Krugman's Gratified Media Finally Recognizing Republican Extremism

Columnist Krugman sees a welcome change: "News organizations have taken notice: suddenly, the takeover of the Republican Party by right-wing extremists has become a story."

Columnist Paul Krugman is relieved the news media is finally waking up to Republican "extremism" in Monday's "Going To Extreme." (I question Krugman's analysis: Times editors like Sam Tanenhaus certainly aren't shy about throwing the term "extremist" around when it comes to the Tea Party movement.)

Krugman used Sen. Bob Bennett's recent defeat in the Republican primary in Utah as his launching point:



Utah Republicans have denied Robert Bennett, a very conservative three-term senator, a place on the ballot, because he's not conservative enough. In Maine, party activists have pushed through a platform calling for, among other things, abolishing both the Federal Reserve and the Department of Education. And it's becoming ever more apparent that real power within the G.O.P. rests with the ranting talk-show hosts.

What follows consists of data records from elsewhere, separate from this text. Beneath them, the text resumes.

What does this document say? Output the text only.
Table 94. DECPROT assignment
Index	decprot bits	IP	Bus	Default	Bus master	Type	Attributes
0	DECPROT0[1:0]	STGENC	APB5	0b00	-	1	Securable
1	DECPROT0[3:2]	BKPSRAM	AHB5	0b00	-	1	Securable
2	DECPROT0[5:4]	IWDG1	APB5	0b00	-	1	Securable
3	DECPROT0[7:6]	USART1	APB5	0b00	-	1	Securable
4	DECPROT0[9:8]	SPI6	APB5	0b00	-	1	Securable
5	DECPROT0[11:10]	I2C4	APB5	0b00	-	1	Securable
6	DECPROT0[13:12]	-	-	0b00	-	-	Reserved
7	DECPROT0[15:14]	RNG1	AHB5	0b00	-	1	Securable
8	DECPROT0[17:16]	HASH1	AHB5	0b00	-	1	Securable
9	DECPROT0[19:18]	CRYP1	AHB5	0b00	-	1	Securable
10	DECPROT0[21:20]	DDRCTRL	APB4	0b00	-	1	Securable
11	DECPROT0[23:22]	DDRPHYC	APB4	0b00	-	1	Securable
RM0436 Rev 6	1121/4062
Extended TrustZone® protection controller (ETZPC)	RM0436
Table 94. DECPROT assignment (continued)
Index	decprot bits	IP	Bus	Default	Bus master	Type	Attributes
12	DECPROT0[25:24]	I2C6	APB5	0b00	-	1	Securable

News organizations have taken notice: suddenly, the takeover of the Republican Party by right-wing extremists has become a story (although many reporters seem determined to pretend that something equivalent is happening to the Democrats. It isn't.) But why is this happening? And in particular, why is it happening now?

The right's answer, of course, is that it's about outrage over President Obama's "socialist" policies - like his health care plan, which is, um, more or less identical to the plan Mitt Romney enacted in Massachusetts. Many on the left argue, instead, that it's about race, the shock of having a black man in the White House - and there's surely something to that.

But I'd like to offer two alternative hypotheses: First, Republican extremism was there all along - what's changed is the willingness of the news media to acknowledge it. Second, to the extent that the power of the party's extremists really is on the rise, it's the economy, stupid.

....

So why has the reporting shifted? Maybe it was just deference to power: as long as America was widely perceived as being on the way to a permanent Republican majority, few were willing to call right-wing extremism by its proper name. Maybe it took a Democrat in the White House to give some observers the courage to say the obvious.